Neuf semaines plus tard, l'opération finale est complétée par la reconstruction des seins avec des implants. Il y a eu de nombreuses avancées en ce qui concerne cette procédure au cours des dernières années et le résultat peut être très beau.

Je voulais écrire ceci pour dire aux femmes que la décision de subir une mastectomie n'a pas été facile. Mais je suis très heureuse de l'avoir fait. Mes chances de développer un cancer du sein ont chuté de 87% à moins de 5%. Je peux dire aujourd'hui à mes enfants qu'ils n'ont pas à craindre de me perdre d'un cancer du sein.

C'est rassurant de constater qu'ils ne peuvent rien voir qui pourraient les rendre mal à l'aise. Ils peuvent voir mes petites cicatrices et c'est tout. Tout le reste, c'est juste maman, la même que d'habitude. Et ils savent que je les aime et que je ferais n'importe quoi pour être avec eux aussi longtemps que possible. Personnellement, je ne me sens pas moins femme. Je me sens plus forte d'avoir fait un choix important qui ne diminue en rien ma féminité.

J'ai la chance d'avoir un partenaire, Brad Pitt, qui est aimant et qui m'a soutenu tout au long de ma démarche. Toux ceux qui ont une femme ou une petite-amie qui traverse la même chose, sachez que vous êtes une partie très importante de la transition. Brad était présent à chaque instant au "Pink Lotus Breast Center" où j'ai été soignée. Nous avons même réussi à en rire par moment. Nous savions que c'était la bonne chose à faire pour notre famille et que ça nous rapprocherait. Ce fut le cas.

À toutes les femmes qui lisent ceci, j'espère que cela vous aidera à réaliser que vous avez des options. Je veux encourager toutes les femmes, surtout si vous avez des antécédents familiaux de cancer du sein ou des ovaires, d'aller chercher de l'information et l'avis d'experts médicaux qui peuvent vous aider à faire un choix éclairé.

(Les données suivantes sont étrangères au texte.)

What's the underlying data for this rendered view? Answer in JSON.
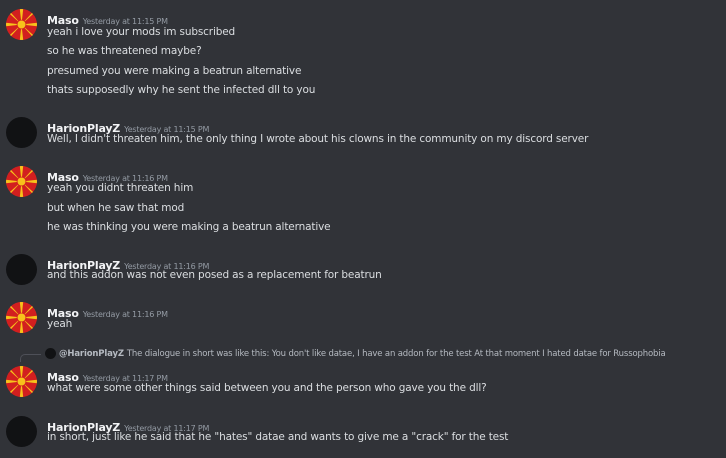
{
  "colors": {
    "background": "#313338",
    "username": "#f2f3f5",
    "timestamp": "#949ba4",
    "message_text": "#dbdee1",
    "avatar_maso_red": "#d21f1f",
    "avatar_maso_gold": "#f7c21b",
    "avatar_harion": "#111214"
  },
  "messages": [
    {
      "author": "Maso",
      "timestamp": "Yesterday at 11:15 PM",
      "avatar": "macedonian-sun-flag-avatar",
      "lines": [
        "yeah i love your mods im subscribed",
        "so he was threatened maybe?",
        "presumed you were making a beatrun alternative",
        "thats supposedly why he sent the infected dll to you"
      ]
    },
    {
      "author": "HarionPlayZ",
      "timestamp": "Yesterday at 11:15 PM",
      "avatar": "black-circle-avatar",
      "lines": [
        "Well, I didn't threaten him, the only thing I wrote about his clowns in the community on my discord server"
      ]
    },
    {
      "author": "Maso",
      "timestamp": "Yesterday at 11:16 PM",
      "avatar": "macedonian-sun-flag-avatar",
      "lines": [
        "yeah you didnt threaten him",
        "but when he saw that mod",
        "he was thinking you were making a beatrun alternative"
      ]
    },
    {
      "author": "HarionPlayZ",
      "timestamp": "Yesterday at 11:16 PM",
      "avatar": "black-circle-avatar",
      "lines": [
        "and this addon was not even posed as a replacement for beatrun"
      ]
    },
    {
      "author": "Maso",
      "timestamp": "Yesterday at 11:16 PM",
      "avatar": "macedonian-sun-flag-avatar",
      "lines": [
        "yeah"
      ]
    },
    {
      "author": "Maso",
      "timestamp": "Yesterday at 11:17 PM",
      "avatar": "macedonian-sun-flag-avatar",
      "reply": {
        "user": "@HarionPlayZ",
        "text": "The dialogue in short was like this: You don't like datae, I have an addon for the test At that moment I hated datae for Russophobia"
      },
      "lines": [
        "what were some other things said between you and the person who gave you the dll?"
      ]
    },
    {
      "author": "HarionPlayZ",
      "timestamp": "Yesterday at 11:17 PM",
      "avatar": "black-circle-avatar",
      "lines": [
        "in short, just like he said that he \"hates\" datae and wants to give me a \"crack\" for the test"
      ]
    }
  ]
}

Je reconnais qu'il y a beaucoup de bons médecins holistiques qui offrent des alternatives à la chirurgie. Mon propre régime sera publié sur le site Web du "Pink Lotus Breast Center". J'espère qu'il sera utile à d'autres femmes.

Selon l'Organisation mondiale de la santé, le cancer du sein tue à lui seul 458 000 personnes chaque année, principalement dans les pays à faible et moyen revenu. Il faut que cela devienne une priorité afin que plus de femmes puissent accéder à un test génétique et le traitement préventif, quel que soit leurs moyens et d'où elles viennent. Le coût des tests pour BRCA1 et BRCA2 est de plus de 3000 dollars aux États-Unis et reste un obstacle pour beaucoup de femmes.

Je choisis de ne pas garder mon histoire privée car il y a beaucoup de femmes qui ne savent pas qu'elles vivent peut-être dans l'ombre d'un cancer. Je souhaite qu'elles aussi puissent faire le test du gène et qu'elles sachent que des options existent.

La vie est faite de nombreux défis. Ceux qui ne doivent pas nous faire peur sont ceux que nous pouvons affronter et contrôler.